The future of the country is more uncertain than ever: three years ago, Sultan Qaboos left the country to Germany for a medical treatment lasting eight months. Notwithstanding that, the Sultanate still lacks a designated heir. Qaboos does not have children nor has yet indicated who will be the next ruler of the country. Omani laws are winding concerning succession. After the death of the Sultan, a family council will have three days to choose the next ruler; if the council fails, its members have to open two envelopes left by the Sultan and currently guarded in Muscat’s Palace. They contain the names of the two preferred heirs designated by Sultan Qaboos.

This process is causing concerns both in Oman and abroad and is unlikely to run smoothly. On one hand, without a preferred candidate, the Sultanate could be the stage for a bloody dispute involving more than one contender. On the other hand, to disclose the names that Qaboos hid in the envelopes now is correspondingly dangerous because powerful external actors could have the possibility to co-opt the next Sultan even before he ascends the throne. The neutrality and balancing role of Oman could be put into question by the next administration. Moreover, a prolonged succession could hamper the efforts undertaken over the last years to overcome the reliance over the hydrocarbon economy, as political uncertainty makes investments problematic and leave space for the Dutch Disease to operate. This process is vital for Oman: at the current pace of extraction, oil reserves would last only for some 14 years, while gas reserves are expected to end a decade later. As such, the presence of strong institutions able to guide the country toward economic diversification is increasingly crucial for Oman to overcome the oil curse. Oman is experiencing two transitions: political—the Sultan’s succession—and economic—to develop a resilient and diversified economy. Both are complementary and necessary for the prosperity of the country.
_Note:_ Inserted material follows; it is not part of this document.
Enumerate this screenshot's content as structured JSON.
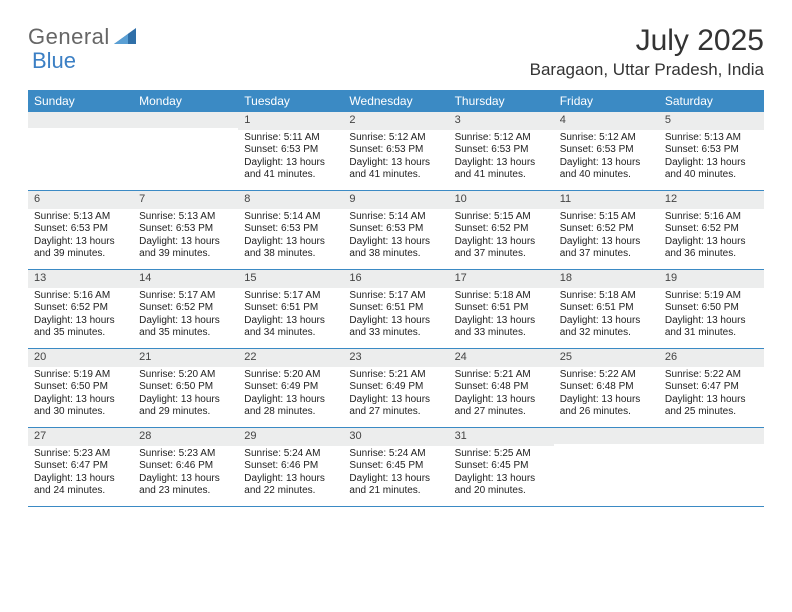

EGIC will closely follow the political developments in Oman. The dynamics of succession for the throne could have important repercussion for the economy of the country and at the international political stage in the Gulf and in neighbouring Yemen. The outcome of the Omani succession could change the equilibrium of the region to a direction which nowadays appears inconceivable. The internal economic outlook of Oman, together with the delicate transition in the sultanate, will probably shape the next decade of Oman’s foreign policy, as the country is in desperate need for external allies in the delicate economic transition toward a post-hydrocarbon economy.